Aktuelle Neurologie 2008; 35 - P737
DOI: 10.1055/s-0028-1086991

Bilaterale Ophthalmoplegie durch Metastasen eines Magenkarzinoms mit beidseitiger Verlegung des Sinus cavernosus

S Ebert 1, S.M Pilgram 1, M Bähr 1, P Kermer 1
  • 1Göttingen

Wir berichten über einen 54-jährigen Patienten mit einer bilateralen kompletten Ophthalmoplegie, die sich innerhalb von 6 Wochen entwickelt hatte. Bei Aufnahme in unserer Neurologischen Klinik bestanden eine vollständige Bewegungsunfähigkeit beider Bulbi bei gering divergenter Bulbusstellung, eine Ptosis beidseits (links komplett, rechts inkomplett), eine lichtstarre linke Pupille, eine eingeschränkte Lichtreaktion der rechten Pupille sowie eine Hypästhesie im Bereich des 1. Trigeminusasts links. Der Visus war nicht beeinträchtigt. Bei dem Patienten war seit 15 Monaten ein metastasiertes Adenokarzinom des Magens bekannt, das operativ und chemotherapeutisch behandelt worden war.
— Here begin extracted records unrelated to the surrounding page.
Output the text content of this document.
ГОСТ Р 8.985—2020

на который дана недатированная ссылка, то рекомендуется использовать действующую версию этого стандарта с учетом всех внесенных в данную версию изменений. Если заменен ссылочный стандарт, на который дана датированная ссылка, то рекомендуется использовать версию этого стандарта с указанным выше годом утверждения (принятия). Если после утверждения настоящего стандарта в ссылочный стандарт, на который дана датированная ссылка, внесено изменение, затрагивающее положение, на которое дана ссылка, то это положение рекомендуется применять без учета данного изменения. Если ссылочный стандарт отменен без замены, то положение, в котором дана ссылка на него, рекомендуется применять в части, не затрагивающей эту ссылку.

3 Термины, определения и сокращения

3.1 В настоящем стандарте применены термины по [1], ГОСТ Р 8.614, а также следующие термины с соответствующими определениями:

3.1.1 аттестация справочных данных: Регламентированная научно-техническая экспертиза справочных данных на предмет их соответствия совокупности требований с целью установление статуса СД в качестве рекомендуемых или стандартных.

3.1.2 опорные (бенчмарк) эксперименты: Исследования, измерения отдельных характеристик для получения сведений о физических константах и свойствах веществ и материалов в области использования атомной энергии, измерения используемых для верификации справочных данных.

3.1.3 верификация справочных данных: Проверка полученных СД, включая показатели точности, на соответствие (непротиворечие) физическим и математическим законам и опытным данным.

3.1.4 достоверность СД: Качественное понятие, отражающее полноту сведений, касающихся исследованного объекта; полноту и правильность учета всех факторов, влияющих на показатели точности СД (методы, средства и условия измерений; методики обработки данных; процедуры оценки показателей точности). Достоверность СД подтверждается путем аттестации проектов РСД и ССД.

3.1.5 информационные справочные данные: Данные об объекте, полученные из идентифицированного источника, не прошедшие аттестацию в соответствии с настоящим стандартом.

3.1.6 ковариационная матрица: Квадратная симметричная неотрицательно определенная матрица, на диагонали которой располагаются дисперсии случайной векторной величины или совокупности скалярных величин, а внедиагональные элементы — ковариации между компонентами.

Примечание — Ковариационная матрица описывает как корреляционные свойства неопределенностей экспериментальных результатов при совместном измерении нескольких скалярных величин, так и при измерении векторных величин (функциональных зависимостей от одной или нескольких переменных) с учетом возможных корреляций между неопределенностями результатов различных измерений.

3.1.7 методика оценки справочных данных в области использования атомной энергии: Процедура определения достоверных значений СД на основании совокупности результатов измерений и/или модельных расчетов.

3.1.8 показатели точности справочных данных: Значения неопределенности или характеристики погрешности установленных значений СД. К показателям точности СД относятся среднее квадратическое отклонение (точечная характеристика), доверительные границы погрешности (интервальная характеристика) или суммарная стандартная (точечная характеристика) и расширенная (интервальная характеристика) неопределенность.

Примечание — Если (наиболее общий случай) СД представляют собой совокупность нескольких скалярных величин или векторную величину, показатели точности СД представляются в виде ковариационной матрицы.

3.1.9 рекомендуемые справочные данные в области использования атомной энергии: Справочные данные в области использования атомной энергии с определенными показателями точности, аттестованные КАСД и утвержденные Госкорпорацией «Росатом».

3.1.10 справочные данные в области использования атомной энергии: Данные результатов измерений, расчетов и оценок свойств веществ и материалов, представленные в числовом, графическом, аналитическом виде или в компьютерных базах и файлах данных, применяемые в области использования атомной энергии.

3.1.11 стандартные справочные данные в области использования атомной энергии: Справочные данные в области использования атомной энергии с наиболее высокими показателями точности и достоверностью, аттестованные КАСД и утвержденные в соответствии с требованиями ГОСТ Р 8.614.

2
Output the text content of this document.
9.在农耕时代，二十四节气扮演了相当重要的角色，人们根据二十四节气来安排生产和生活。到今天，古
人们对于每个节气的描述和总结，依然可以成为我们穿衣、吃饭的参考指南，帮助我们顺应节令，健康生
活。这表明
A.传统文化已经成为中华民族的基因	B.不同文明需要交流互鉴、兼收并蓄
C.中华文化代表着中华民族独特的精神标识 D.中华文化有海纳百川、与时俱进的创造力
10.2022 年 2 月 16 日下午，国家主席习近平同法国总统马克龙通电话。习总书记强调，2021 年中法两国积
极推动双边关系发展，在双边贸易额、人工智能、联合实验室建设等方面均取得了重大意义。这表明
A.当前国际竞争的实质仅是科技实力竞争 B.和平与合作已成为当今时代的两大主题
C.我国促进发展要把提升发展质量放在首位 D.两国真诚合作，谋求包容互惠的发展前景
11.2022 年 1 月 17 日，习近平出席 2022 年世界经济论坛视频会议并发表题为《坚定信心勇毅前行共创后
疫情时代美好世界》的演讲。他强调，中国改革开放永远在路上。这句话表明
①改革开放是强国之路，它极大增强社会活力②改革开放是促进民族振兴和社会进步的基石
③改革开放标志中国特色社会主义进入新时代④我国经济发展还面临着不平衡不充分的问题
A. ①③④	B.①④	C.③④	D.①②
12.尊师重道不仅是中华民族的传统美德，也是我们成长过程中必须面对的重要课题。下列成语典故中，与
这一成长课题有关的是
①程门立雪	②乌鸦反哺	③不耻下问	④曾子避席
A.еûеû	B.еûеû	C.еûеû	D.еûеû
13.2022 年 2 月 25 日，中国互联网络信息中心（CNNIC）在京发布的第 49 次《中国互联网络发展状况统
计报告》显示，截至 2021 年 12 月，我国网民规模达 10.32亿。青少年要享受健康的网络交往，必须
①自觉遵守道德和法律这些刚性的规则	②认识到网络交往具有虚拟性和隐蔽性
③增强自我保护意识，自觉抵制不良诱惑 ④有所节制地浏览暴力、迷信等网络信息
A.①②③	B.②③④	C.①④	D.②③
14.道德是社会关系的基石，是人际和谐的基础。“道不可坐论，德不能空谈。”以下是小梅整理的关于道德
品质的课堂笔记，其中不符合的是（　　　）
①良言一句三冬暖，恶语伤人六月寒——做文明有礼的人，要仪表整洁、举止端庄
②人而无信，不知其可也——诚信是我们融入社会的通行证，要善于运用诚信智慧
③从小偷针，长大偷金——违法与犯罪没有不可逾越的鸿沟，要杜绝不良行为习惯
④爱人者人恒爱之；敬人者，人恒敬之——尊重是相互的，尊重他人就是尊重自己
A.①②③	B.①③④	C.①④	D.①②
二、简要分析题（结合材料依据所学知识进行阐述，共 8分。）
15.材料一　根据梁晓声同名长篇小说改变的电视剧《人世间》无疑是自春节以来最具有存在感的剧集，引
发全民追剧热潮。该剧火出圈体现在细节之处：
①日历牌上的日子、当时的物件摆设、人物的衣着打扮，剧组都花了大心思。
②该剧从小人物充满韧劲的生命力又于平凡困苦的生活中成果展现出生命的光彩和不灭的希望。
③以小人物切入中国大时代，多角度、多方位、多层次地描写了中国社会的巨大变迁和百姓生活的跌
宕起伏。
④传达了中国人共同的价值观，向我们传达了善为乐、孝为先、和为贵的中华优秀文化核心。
Ursächlich für die bilaterale Ophthalmoplegie fand sich eine beidseitige Metastasierung mit kompletter Verlegung der Sinus cavernosi ohne Infiltration oder Bedrängung der Aa. carotis internae, die 2 Wochen zuvor MR-tomographisch noch nicht nachweisbar war. Das Vollbild einer kompletten Ophthalmoplegie mit vollständiger Bewegungsunfähigkeit des Bulbus, Ptosis und eingeschränkter Lichtreaktion der Pupille kann durch Schädigung der Hirnnerven III, IV und VI im Bereich des Sinus cavernosus (Sinus cavernosus-Syndrom) verursacht werden. Obwohl unilaterale Metastasen im Bereich des Sinus cavernosus häufig beschrieben werden, ist eine kurzfristige, bilaterale tumoröse Infiltration der Sinus cavernosi insbesondere mit Aussparung der A. carotis interna eine Rarität. Sie muss jedoch differentialdiagnostisch als Ursache der seltenen bilateralen Ophthalmoplegie in Betracht gezogen werden, wie unser Fallbeispiel zeigt.